Di dunia pun hal semacam ini tetap ada. Misalnya, orang Afrika yang menjadi
warga negara Amerika Serikat merasa memiliki semangat kebangsaan Afrika,
mengidentifikasi diri dan kemudian memproduksi kebudayaan khas Afro-Amerika
dalam sebuah negara-bangsa Amerika Serikat. Mereka sama sekali tidak ingin melepaskan
diri dan kewarganegaraannya dari Amerika Serikat. Di Indonesia pun hal semacam
ini dapat terjadi. Kesadaran kebangsaan orang Aceh, orang Makassar, Minahasa,
Madura, Jawa, Papua, atau Sunda, dapat dipahami sebagai kesadaran nasionalisme
kultural. Kesadaran inilah yang memberi makna dan jati diri pada masyarakat.

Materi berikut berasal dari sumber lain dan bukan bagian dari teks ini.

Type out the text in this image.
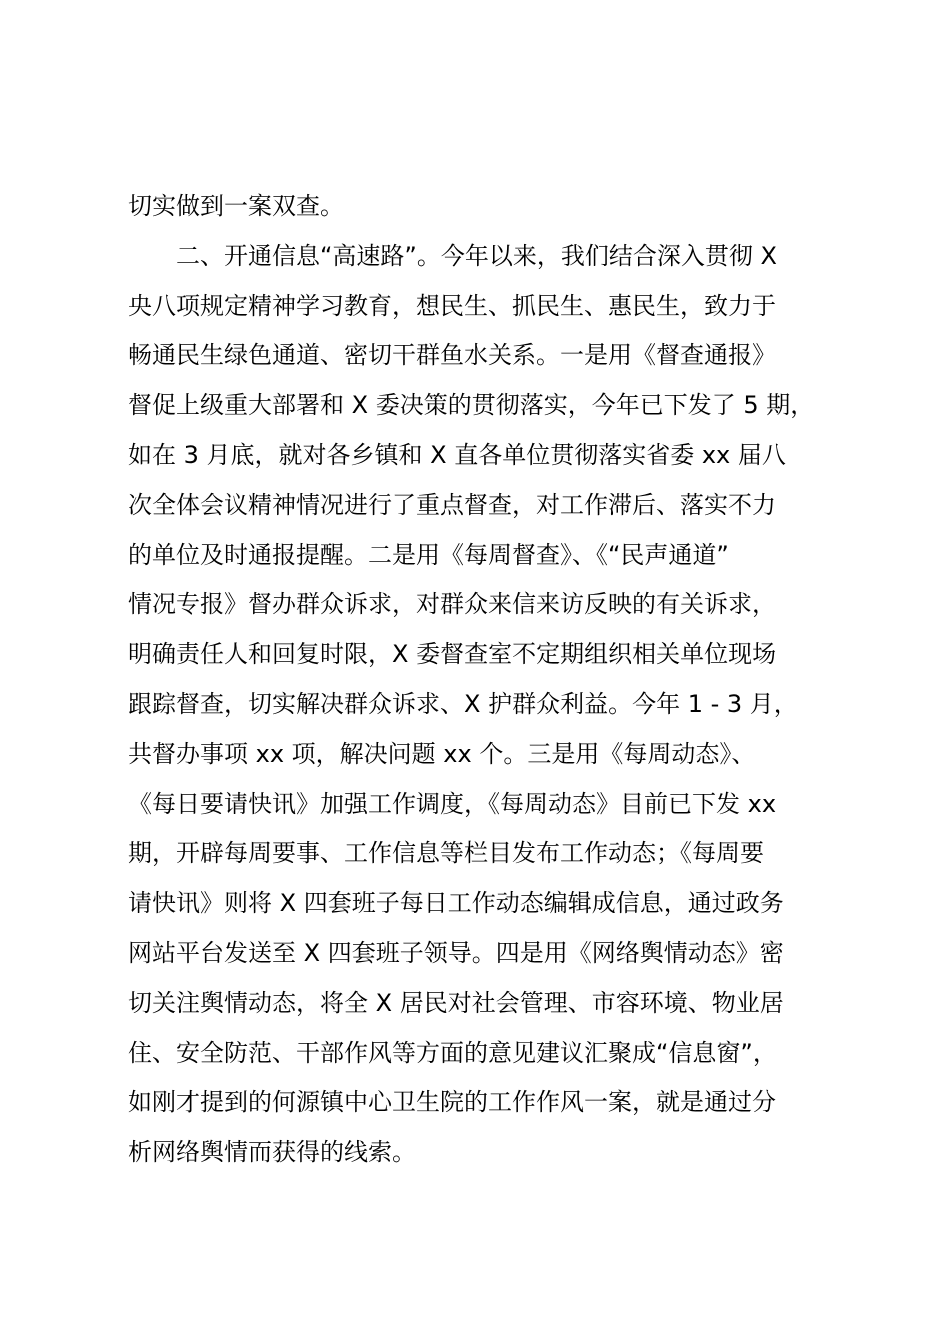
切实做到一案双查。
二、开通信息“高速路”。今年以来，我们结合深入贯彻 X
央八项规定精神学习教育，想民生、抓民生、惠民生，致力于
畅通民生绿色通道、密切干群鱼水关系。一是用《督查通报》
督促上级重大部署和 X 委决策的贯彻落实，今年已下发了 5 期，
如在 3 月底，就对各乡镇和 X 直各单位贯彻落实省委 xx 届八
次全体会议精神情况进行了重点督查，对工作滞后、落实不力
的单位及时通报提醒。二是用《每周督查》、《“民声通道”
情况专报》督办群众诉求，对群众来信来访反映的有关诉求，
明确责任人和回复时限，X 委督查室不定期组织相关单位现场
跟踪督查，切实解决群众诉求、X 护群众利益。今年 1 - 3 月，
共督办事项 xx 项，解决问题 xx 个。三是用《每周动态》、
《每日要请快讯》加强工作调度，《每周动态》目前已下发 xx
期，开辟每周要事、工作信息等栏目发布工作动态；《每周要
请快讯》则将 X 四套班子每日工作动态编辑成信息，通过政务
网站平台发送至 X 四套班子领导。四是用《网络舆情动态》密
切关注舆情动态，将全 X 居民对社会管理、市容环境、物业居
住、安全防范、干部作风等方面的意见建议汇聚成“信息窗”，
如刚才提到的何源镇中心卫生院的工作作风一案，就是通过分
析网络舆情而获得的线索。
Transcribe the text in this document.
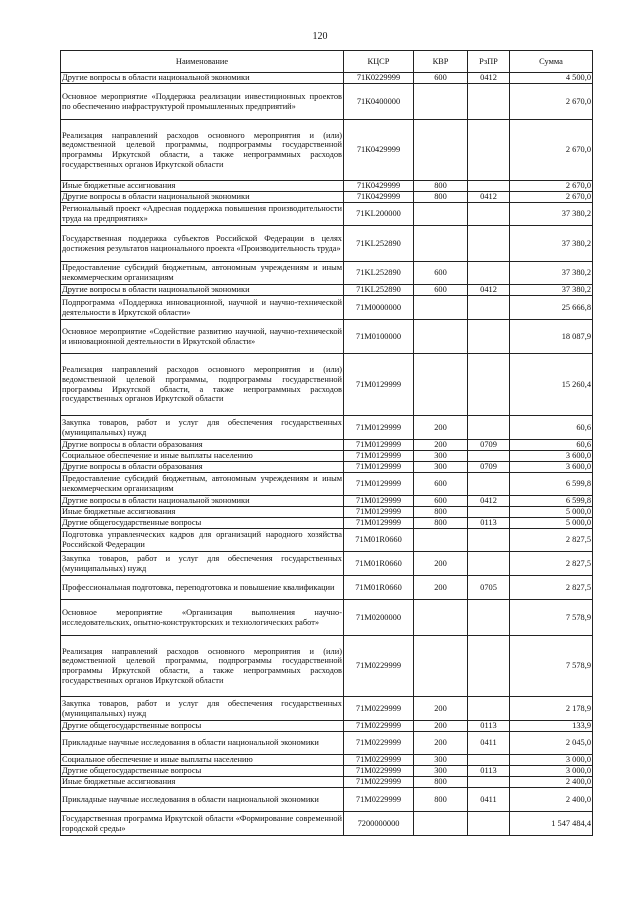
120
Наименование	КЦСР	КВР	РзПР	Сумма
Другие вопросы в области национальной экономики	71К0229999	600	0412	4 500,0
Основное мероприятие «Поддержка реализации инвестиционных проектов по обеспечению инфраструктурой промышленных предприятий»	71К0400000			2 670,0
Реализация направлений расходов основного мероприятия и (или) ведомственной целевой программы, подпрограммы государственной программы Иркутской области, а также непрограммных расходов государственных органов Иркутской области	71К0429999			2 670,0
Иные бюджетные ассигнования	71К0429999	800		2 670,0
Другие вопросы в области национальной экономики	71К0429999	800	0412	2 670,0
Региональный проект «Адресная поддержка повышения производительности труда на предприятиях»	71KL200000			37 380,2
Государственная поддержка субъектов Российской Федерации в целях достижения результатов национального проекта «Производительность труда»	71KL252890			37 380,2
Предоставление субсидий бюджетным, автономным учреждениям и иным некоммерческим организациям	71KL252890	600		37 380,2
Другие вопросы в области национальной экономики	71KL252890	600	0412	37 380,2
Подпрограмма «Поддержка инновационной, научной и научно-технической деятельности в Иркутской области»	71М0000000			25 666,8
Основное мероприятие «Содействие развитию научной, научно-технической и инновационной деятельности в Иркутской области»	71М0100000			18 087,9
Реализация направлений расходов основного мероприятия и (или) ведомственной целевой программы, подпрограммы государственной программы Иркутской области, а также непрограммных расходов государственных органов Иркутской области	71М0129999			15 260,4
Закупка товаров, работ и услуг для обеспечения государственных (муниципальных) нужд	71М0129999	200		60,6
Другие вопросы в области образования	71М0129999	200	0709	60,6
Социальное обеспечение и иные выплаты населению	71М0129999	300		3 600,0
Другие вопросы в области образования	71М0129999	300	0709	3 600,0
Предоставление субсидий бюджетным, автономным учреждениям и иным некоммерческим организациям	71М0129999	600		6 599,8
Другие вопросы в области национальной экономики	71М0129999	600	0412	6 599,8
Иные бюджетные ассигнования	71М0129999	800		5 000,0
Другие общегосударственные вопросы	71М0129999	800	0113	5 000,0
Подготовка управленческих кадров для организаций народного хозяйства Российской Федерации	71М01R0660			2 827,5
Закупка товаров, работ и услуг для обеспечения государственных (муниципальных) нужд	71М01R0660	200		2 827,5
Профессиональная подготовка, переподготовка и повышение квалификации	71М01R0660	200	0705	2 827,5
Основное мероприятие «Организация выполнения научно-исследовательских, опытно-конструкторских и технологических работ»	71М0200000			7 578,9
Реализация направлений расходов основного мероприятия и (или) ведомственной целевой программы, подпрограммы государственной программы Иркутской области, а также непрограммных расходов государственных органов Иркутской области	71М0229999			7 578,9
Закупка товаров, работ и услуг для обеспечения государственных (муниципальных) нужд	71М0229999	200		2 178,9
Другие общегосударственные вопросы	71М0229999	200	0113	133,9
Прикладные научные исследования в области национальной экономики	71М0229999	200	0411	2 045,0
Социальное обеспечение и иные выплаты населению	71М0229999	300		3 000,0
Другие общегосударственные вопросы	71М0229999	300	0113	3 000,0
Иные бюджетные ассигнования	71М0229999	800		2 400,0
Прикладные научные исследования в области национальной экономики	71М0229999	800	0411	2 400,0
Государственная программа Иркутской области «Формирование современной городской среды»	7200000000			1 547 484,4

Negara tidak perlu takut bahwa kesadaran semacam ini akan berkembang ke arah
separatisme dan upaya melepaskan diri dari Negara Kesatuan Republik Indonesia
(NKRI). Yang penting negara sungguh-sungguh menjalankan tugas dan tanggung
jawabnya secara baik dan benar.
Nasionalisme
Indonesia muncul sebagai reaksi dari kondisi sosial, politik, dan ekonomi yang
ditimbulkan oleh adanya kolonialisme. Oleh karena itu, gerakan nasionalisme
pada awal abad XX tidak bisa dipisahkan dari praktik kolonialisme sebab
keduanya merupakan hubungan sebab akibat. Hanya saja, pada tahap awal
nasionalisme berkembang pada tingkat elite yaitu kelompok bangsawan terpelajar.
Tahapan
perkembangan nasionalisme Indonesia adalah sebagai berikut.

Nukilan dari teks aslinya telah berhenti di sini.